Female legislators and regional heads are failing to use their positions to promote gender equality, a women’s rights activist said on Tuesday.
Dwi Windyastuti, a researcher from Surabaya’s Airlangga University, said most Indonesian women tended to enter politics simply to enhance their social standing rather than champion women’s causes.
“Affluent businesswomen are more likely than other women to enter politics, which is due to the high cost of vying for public office, particularly a position as regional head,” she said.
“As a consequence, their motivation for getting into politics is more about gaining personal prestige than about improving social standards through a gender-based perspective.”
She added women in politics tended to emulate their male peers by prioritizing position and power over all else.
“Once these women get their positions, they forget that they’re meant to represent the country’s women,” Dwi said.
“They forget that they should be fighting for gender equality by addressing domestic violence, championing reproductive health awareness and ending human trafficking.”
Meanwhile, a 2010 UN Development Program Indonesia report points out that only 17.32 percent of seats at the House of Representatives (DPR) are occupied by women, up from 11.8 percent prior to the 2009 elections.
The report said there is only one woman among the country’s 33 governors — Ratu Atut Chosiyah of Banten province — along with 38 female district heads and five female ministers.
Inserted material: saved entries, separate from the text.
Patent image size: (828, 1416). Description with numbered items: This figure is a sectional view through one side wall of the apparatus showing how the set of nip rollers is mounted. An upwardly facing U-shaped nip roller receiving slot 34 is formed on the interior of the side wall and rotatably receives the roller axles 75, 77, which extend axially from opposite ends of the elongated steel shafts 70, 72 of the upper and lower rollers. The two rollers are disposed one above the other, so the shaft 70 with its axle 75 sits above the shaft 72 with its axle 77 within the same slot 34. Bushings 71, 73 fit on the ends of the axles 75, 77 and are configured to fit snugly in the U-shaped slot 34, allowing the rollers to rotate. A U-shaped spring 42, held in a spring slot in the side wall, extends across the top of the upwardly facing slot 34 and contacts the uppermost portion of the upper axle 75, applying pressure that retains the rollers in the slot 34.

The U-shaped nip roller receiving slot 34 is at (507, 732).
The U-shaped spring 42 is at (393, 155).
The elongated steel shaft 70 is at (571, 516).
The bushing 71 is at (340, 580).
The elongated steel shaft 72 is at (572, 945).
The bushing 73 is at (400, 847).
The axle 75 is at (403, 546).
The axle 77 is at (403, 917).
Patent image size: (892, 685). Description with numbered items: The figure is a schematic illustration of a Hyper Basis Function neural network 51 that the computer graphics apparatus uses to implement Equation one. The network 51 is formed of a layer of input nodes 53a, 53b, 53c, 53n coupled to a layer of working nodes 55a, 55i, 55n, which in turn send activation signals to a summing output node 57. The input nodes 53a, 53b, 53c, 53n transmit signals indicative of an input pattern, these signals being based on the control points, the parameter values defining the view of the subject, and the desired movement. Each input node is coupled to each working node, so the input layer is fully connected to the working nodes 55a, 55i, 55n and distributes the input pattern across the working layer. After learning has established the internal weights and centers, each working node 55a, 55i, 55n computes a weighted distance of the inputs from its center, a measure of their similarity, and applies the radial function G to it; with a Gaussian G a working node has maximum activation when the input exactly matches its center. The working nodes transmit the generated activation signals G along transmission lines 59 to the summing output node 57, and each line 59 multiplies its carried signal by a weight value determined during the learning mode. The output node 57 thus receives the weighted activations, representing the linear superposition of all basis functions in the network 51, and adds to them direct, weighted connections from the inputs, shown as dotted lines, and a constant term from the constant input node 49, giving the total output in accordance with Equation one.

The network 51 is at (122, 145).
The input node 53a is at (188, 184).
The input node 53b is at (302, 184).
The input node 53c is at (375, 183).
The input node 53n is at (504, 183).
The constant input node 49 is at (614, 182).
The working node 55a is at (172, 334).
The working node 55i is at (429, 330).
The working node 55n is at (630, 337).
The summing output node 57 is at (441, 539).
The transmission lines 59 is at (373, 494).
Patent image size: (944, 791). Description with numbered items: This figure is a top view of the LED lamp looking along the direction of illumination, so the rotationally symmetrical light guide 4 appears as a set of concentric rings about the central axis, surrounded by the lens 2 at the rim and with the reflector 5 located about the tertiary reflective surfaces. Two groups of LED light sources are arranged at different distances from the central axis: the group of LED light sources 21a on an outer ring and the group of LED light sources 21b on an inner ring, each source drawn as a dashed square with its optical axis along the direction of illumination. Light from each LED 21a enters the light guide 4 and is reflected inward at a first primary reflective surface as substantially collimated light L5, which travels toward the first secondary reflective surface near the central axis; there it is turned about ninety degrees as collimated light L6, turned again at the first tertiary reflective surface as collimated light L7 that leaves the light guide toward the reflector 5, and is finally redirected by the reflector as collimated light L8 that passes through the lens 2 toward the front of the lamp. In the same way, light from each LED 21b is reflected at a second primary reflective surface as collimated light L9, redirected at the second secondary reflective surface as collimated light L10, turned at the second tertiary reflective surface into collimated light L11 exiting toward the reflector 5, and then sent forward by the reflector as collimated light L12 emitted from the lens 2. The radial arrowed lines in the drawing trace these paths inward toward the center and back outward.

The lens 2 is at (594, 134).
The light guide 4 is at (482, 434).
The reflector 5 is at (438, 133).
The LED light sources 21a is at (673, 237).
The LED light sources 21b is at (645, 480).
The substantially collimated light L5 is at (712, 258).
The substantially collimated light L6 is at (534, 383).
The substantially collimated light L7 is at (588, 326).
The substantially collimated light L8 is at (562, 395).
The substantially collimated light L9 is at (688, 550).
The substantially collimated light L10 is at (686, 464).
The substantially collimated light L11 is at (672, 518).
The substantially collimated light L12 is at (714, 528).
Angelina Sondakh, a House legislator and deputy secretary general of the ruling Democratic Party, said that while they remain outnumbered by men in politics, women are now increasingly taking up more important positions.
“In the past, you’d rarely see women serve in strategic positions, but now [female legislators’ roles] are improving,” she said.
She added that political parties should not only be concerned about meeting the quota to assign 30 percent of their House seats to women, they should also give them key positions in the party and the House.
However, Eva Kusuma Sundari, from the opposition Indonesian Democratic Party of Struggle (PDI-P) said that “We still have a long way to go if female politicians are to play a role as agents of change.”